Rather than imagine a fanciful scenario of politics without money or corruption, we should begin by recognizing that draconian reforms that restrict our freedoms might actually make things worse. When countries already have a certain amount of corruption, there’s a tipping point where stronger anticorruption laws produce more corruption, particularly when they are exploited as partisan political weapons. As Justice Scalia noted, “nothing is so politically effective as the ability to charge that one’s opponent and his associates are not merely wrongheaded, naïve, ineffective, but, in all probability, ‘crooks.’”12 And politically motivated prosecutions for corruption can themselves be a form of corruption. In the United States, this problem may not reach the level of the old Soviet Union, where the prosecutor Lavrenti Beria infamously said, “Show me the man and I’ll show you the crime.” But some of those facing politically charged prosecution here may be forgiven for feeling that it isn’t much different.
If stricter campaign finance limits and more anticorruption laws won’t help, what can we do? Some things, such as our basic constitutional structures, can’t be changed. Nor can we rely upon the innate wisdom and goodness of the voters.
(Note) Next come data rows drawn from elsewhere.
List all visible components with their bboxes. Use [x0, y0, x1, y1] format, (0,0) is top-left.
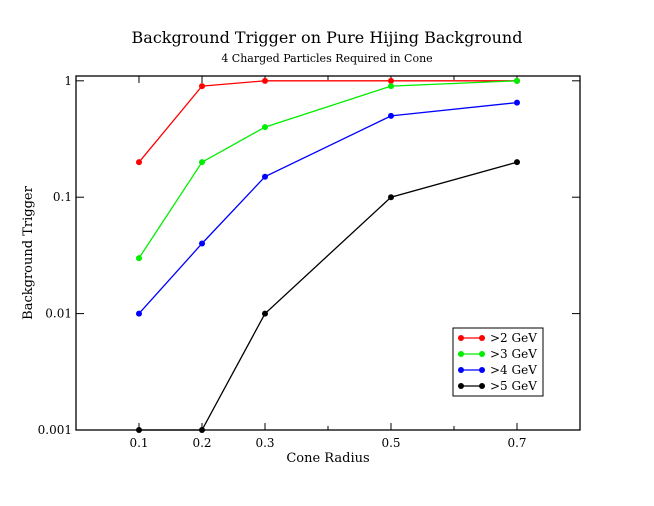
x-tick-label: 0.3: [255, 436, 274, 450]
y-tick-label: 0.001: [38, 423, 72, 437]
legend-box: [452, 327, 544, 397]
x-axis-label: Cone Radius: [286, 451, 369, 466]
data-point: [262, 173, 268, 180]
data-point: [199, 159, 205, 166]
data-point: [514, 159, 520, 166]
legend-marker: [458, 335, 464, 341]
y-tick-label: 0.01: [45, 307, 72, 321]
y-tick-label: 1: [64, 74, 72, 88]
series-line: [138, 80, 517, 163]
data-point: [514, 99, 520, 106]
x-tick-label: 0.1: [129, 436, 148, 450]
series-line: [138, 101, 518, 315]
legend: >2 GeV >3 GeV >4 GeV >5 GeV: [452, 327, 544, 397]
data-point: [199, 427, 205, 433]
data-point: [199, 83, 205, 90]
series-line: [138, 80, 518, 259]
x-tick-label: 0.7: [507, 436, 526, 450]
data-point: [262, 310, 268, 317]
data-point: [262, 77, 268, 84]
legend-marker: [458, 367, 464, 373]
data-point: [388, 77, 394, 84]
series-layer: [136, 77, 520, 433]
y-axis-label: Background Trigger: [21, 185, 36, 319]
legend-marker: [479, 335, 485, 341]
legend-marker: [458, 351, 464, 357]
data-point: [136, 427, 142, 433]
legend-marker: [479, 351, 485, 357]
x-tick-label: 0.5: [381, 436, 400, 450]
data-point: [136, 255, 142, 262]
legend-label: >5 GeV: [490, 379, 537, 393]
y-tick-label: 0.1: [53, 190, 72, 204]
legend-marker: [479, 367, 485, 373]
chart-subtitle: 4 Charged Particles Required in Cone: [221, 52, 432, 65]
legend-marker: [458, 383, 464, 389]
legend-label: >2 GeV: [490, 331, 537, 345]
data-point: [514, 77, 520, 84]
data-point: [262, 124, 268, 131]
legend-marker: [479, 383, 485, 389]
x-tick-label: 0.2: [192, 436, 211, 450]
data-point: [136, 310, 142, 317]
data-point: [388, 194, 394, 201]
data-point: [388, 83, 394, 90]
data-point: [136, 159, 142, 166]
data-point: [388, 112, 394, 119]
axes: 0.1 0.2 0.3 0.5 0.7 0.001 0.01 0.1 1: [38, 74, 580, 450]
data-point: [199, 240, 205, 247]
legend-label: >3 GeV: [490, 347, 537, 361]
legend-label: >4 GeV: [490, 363, 537, 377]
chart-title: Background Trigger on Pure Hijing Backgr…: [132, 28, 523, 47]
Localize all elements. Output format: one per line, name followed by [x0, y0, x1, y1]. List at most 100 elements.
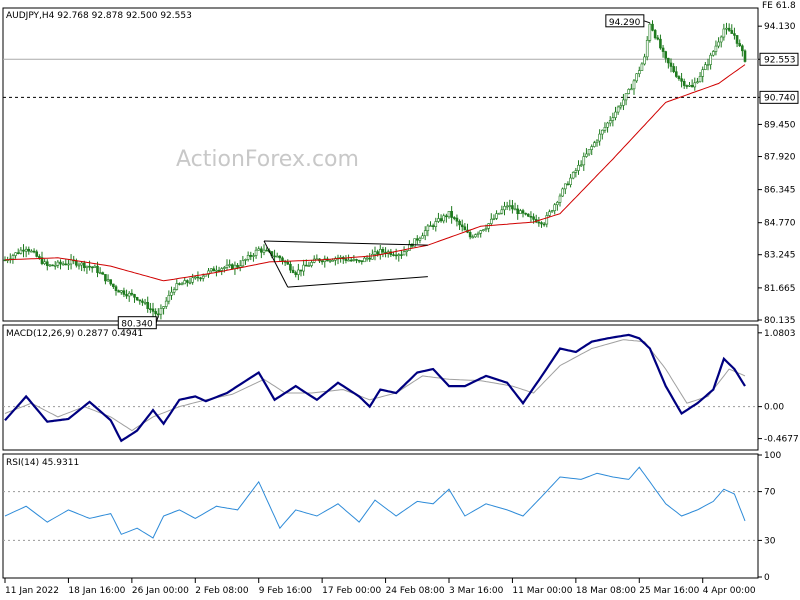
candle-body: [582, 156, 586, 166]
annotation-label: 80.340: [121, 320, 153, 330]
candle-body: [373, 251, 377, 255]
candle-body: [93, 265, 97, 268]
time-tick-label: 4 Apr 00:00: [703, 586, 756, 596]
candle-body: [532, 216, 535, 220]
candle-body: [254, 249, 258, 256]
macd-panel-header: MACD(12,26,9) 0.2877 0.4941: [6, 329, 143, 339]
candle-body: [437, 218, 440, 222]
candle-body: [275, 255, 279, 258]
candle-body: [503, 206, 506, 211]
candle-body: [80, 262, 83, 266]
candle-body: [328, 260, 332, 262]
time-tick-label: 11 Mar 00:00: [512, 586, 572, 596]
candle-body: [463, 226, 467, 231]
price-tick-label: 86.345: [764, 186, 796, 196]
candle-body: [521, 210, 525, 214]
candle-body: [468, 232, 472, 238]
price-tick-label: 84.770: [764, 219, 796, 229]
candle-body: [651, 23, 654, 31]
candle-body: [619, 105, 623, 108]
candle-body: [415, 238, 419, 241]
candle-body: [183, 280, 187, 285]
candle-body: [307, 265, 311, 267]
candle-body: [667, 57, 670, 64]
candle-body: [98, 272, 102, 274]
candle-body: [611, 117, 615, 121]
price-tick-label: 92.553: [764, 55, 796, 65]
candle-body: [35, 251, 39, 257]
candle-body: [365, 257, 369, 260]
candle-body: [246, 255, 250, 260]
candle-body: [178, 283, 181, 285]
macd-tick-label: 0.00: [764, 403, 784, 413]
candle-body: [162, 306, 165, 309]
price-tick-label: 80.135: [764, 316, 796, 326]
candle-body: [423, 230, 427, 237]
candle-body: [85, 265, 89, 268]
macd-line: [4, 333, 746, 443]
candle-body: [495, 213, 498, 219]
price-tick-label: 87.920: [764, 153, 796, 163]
candle-body: [104, 274, 107, 282]
candle-body: [193, 276, 197, 279]
candle-body: [603, 126, 607, 131]
candle-body: [61, 263, 65, 266]
candle-body: [709, 54, 712, 65]
candle-body: [690, 84, 694, 88]
candle-body: [64, 263, 68, 266]
candle-body: [175, 283, 179, 290]
candle-body: [545, 215, 549, 225]
time-tick-label: 26 Jan 00:00: [132, 586, 189, 596]
candle-body: [164, 300, 168, 307]
candle-body: [376, 251, 379, 255]
candle-body: [669, 62, 673, 67]
candle-body: [696, 81, 699, 84]
candle-body: [88, 265, 91, 268]
candle-body: [566, 183, 570, 186]
candle-body: [397, 254, 401, 256]
candle-body: [119, 290, 123, 293]
candle-body: [90, 266, 94, 269]
candle-body: [38, 256, 41, 258]
candle-body: [627, 89, 631, 94]
candle-body: [513, 208, 517, 211]
candle-body: [101, 272, 105, 275]
price-tick-label: 81.665: [764, 284, 796, 294]
candle-body: [624, 93, 628, 101]
candle-body: [32, 250, 36, 253]
candle-body: [349, 259, 353, 262]
candle-body: [505, 205, 509, 208]
candle-body: [408, 243, 411, 251]
candle-body: [585, 153, 588, 157]
candle-body: [563, 183, 567, 190]
rsi-tick-label: 70: [764, 488, 776, 498]
candle-body: [69, 259, 73, 265]
candle-body: [701, 69, 705, 77]
candle-body: [735, 35, 739, 44]
candle-body: [207, 270, 210, 275]
rsi-tick-label: 100: [764, 451, 781, 461]
candle-body: [458, 220, 461, 226]
candle-body: [14, 252, 17, 256]
candle-body: [249, 255, 253, 257]
price-panel-header: AUDJPY,H4 92.768 92.878 92.500 92.553: [6, 11, 192, 21]
candle-body: [648, 23, 652, 41]
candle-body: [672, 66, 675, 72]
time-tick-label: 18 Mar 08:00: [576, 586, 636, 596]
candle-body: [320, 260, 324, 263]
candle-body: [674, 71, 678, 77]
candle-body: [460, 224, 464, 228]
candle-body: [347, 259, 350, 262]
annotation-label: 94.290: [609, 18, 641, 28]
candle-body: [130, 292, 134, 295]
candle-body: [357, 259, 361, 262]
candle-body: [82, 262, 86, 268]
candle-body: [635, 73, 638, 82]
candle-body: [426, 225, 430, 231]
candle-body: [299, 269, 303, 272]
candle-body: [75, 260, 78, 266]
candle-body: [447, 210, 451, 218]
candle-body: [476, 232, 480, 235]
time-tick-label: 24 Feb 08:00: [386, 586, 445, 596]
candle-body: [558, 195, 562, 203]
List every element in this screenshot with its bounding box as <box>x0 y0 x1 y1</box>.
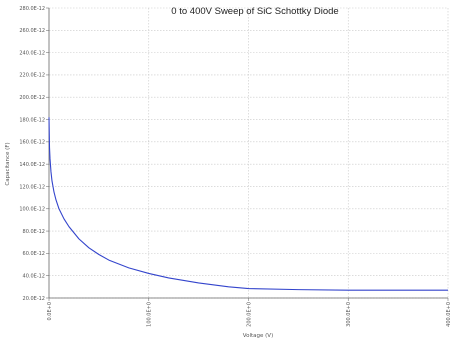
y-tick-label: 120.0E-12 <box>19 184 45 190</box>
x-tick-label: 100.0E+0 <box>147 302 153 327</box>
y-tick-label: 200.0E-12 <box>19 95 45 101</box>
y-tick-label: 180.0E-12 <box>19 117 45 123</box>
y-tick-label: 20.0E-12 <box>23 296 45 302</box>
x-tick-label: 300.0E+0 <box>346 302 352 327</box>
axes <box>46 7 449 301</box>
y-tick-label: 260.0E-12 <box>19 28 45 34</box>
chart-title: 0 to 400V Sweep of SiC Schottky Diode <box>171 6 338 17</box>
y-tick-labels: 20.0E-12 40.0E-12 60.0E-12 80.0E-12 100.0E-1… <box>19 6 45 302</box>
y-tick-label: 60.0E-12 <box>23 251 45 257</box>
capacitance-series-line <box>48 117 448 291</box>
series-group <box>48 117 448 291</box>
y-tick-label: 220.0E-12 <box>19 73 45 79</box>
y-tick-label: 240.0E-12 <box>19 50 45 56</box>
y-axis-label: Capacitance (F) <box>5 142 11 185</box>
y-tick-label: 160.0E-12 <box>19 140 45 146</box>
x-axis-label: Voltage (V) <box>243 333 273 339</box>
grid <box>49 7 449 299</box>
x-tick-labels: 0.0E+0 100.0E+0 200.0E+0 300.0E+0 400.0E+0 <box>47 302 451 327</box>
x-tick-label: 200.0E+0 <box>246 302 252 327</box>
x-tick-label: 400.0E+0 <box>446 302 451 327</box>
x-tick-label: 0.0E+0 <box>47 302 53 320</box>
y-tick-label: 140.0E-12 <box>19 162 45 168</box>
y-tick-label: 40.0E-12 <box>23 273 45 279</box>
y-tick-label: 100.0E-12 <box>19 207 45 213</box>
y-tick-label: 280.0E-12 <box>19 6 45 12</box>
y-tick-label: 80.0E-12 <box>23 229 45 235</box>
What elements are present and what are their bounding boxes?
The Framers, with their awareness of human fallibility, believed that a purely democratic government isn’t always a good government, and that a virtue-driven constitution must at times blunt the voters’ desires. This wisdom has sadly been forgotten by today’s campaign finance reformers, whose vision of good government resembles John Winthrop’s close-knit Puritan community, in which corruption is simply a departure from the popular will. The Framers had the better of the argument, for the most corrupt officials are often those most attentive to what the voters want. Broad democratic reforms will not ring in a reign of virtue, and the work of combatting corruption is rather a matter of smaller rules here and there.
Here are three proposals for election law reform that would curb corruption rather than aggravate it:
• Unless they are lobbyists, donors should have an unimpeded ability to contribute anonymously to campaign committees and political parties without fear of intimidation or harassment. But when the money is paid into the official’s pockets, that changes things, and a bribery charge properly applies if pay-for-play is promised or given.
• While they can give useful information about proposed rules to overworked congressional staffers, lobbyists should be barred from leveraging their influence through campaign contributions and fundraising for elected officials.
• Lobbyists should not be permitted to “capture” a legislator or congressional staffer with the promise of a high-paying job after he leaves government. To prevent this practice, a Chinese Wall should be erected between lobbying and legislating to close off the revolving door between the two activities.
And that’s it. The existing set of contribution limits and disclosure requirements should be repealed. As we’ll see, they haven’t done anything except make our government more corrupt.
We needn’t tolerate America’s mediocre ranking on cross-country measures of government integrity if we can do something about it. But the optimal level of corruption is not zero, for achieving it would require a Robespierre to weed out those who fail to live up to the most exacting standards of republican virtue. Nor should we subscribe to the sociological fallacy which supposes that pathologies such as corruption can be attributed entirely to deep and immutable social causes. If culture matters, so do the legal rules and institutions that shape our culture and behavior. To understand America’s problems with corruption, we’ll look more closely at some of those institutions, beginning with the most fundamental one of all, the Constitution.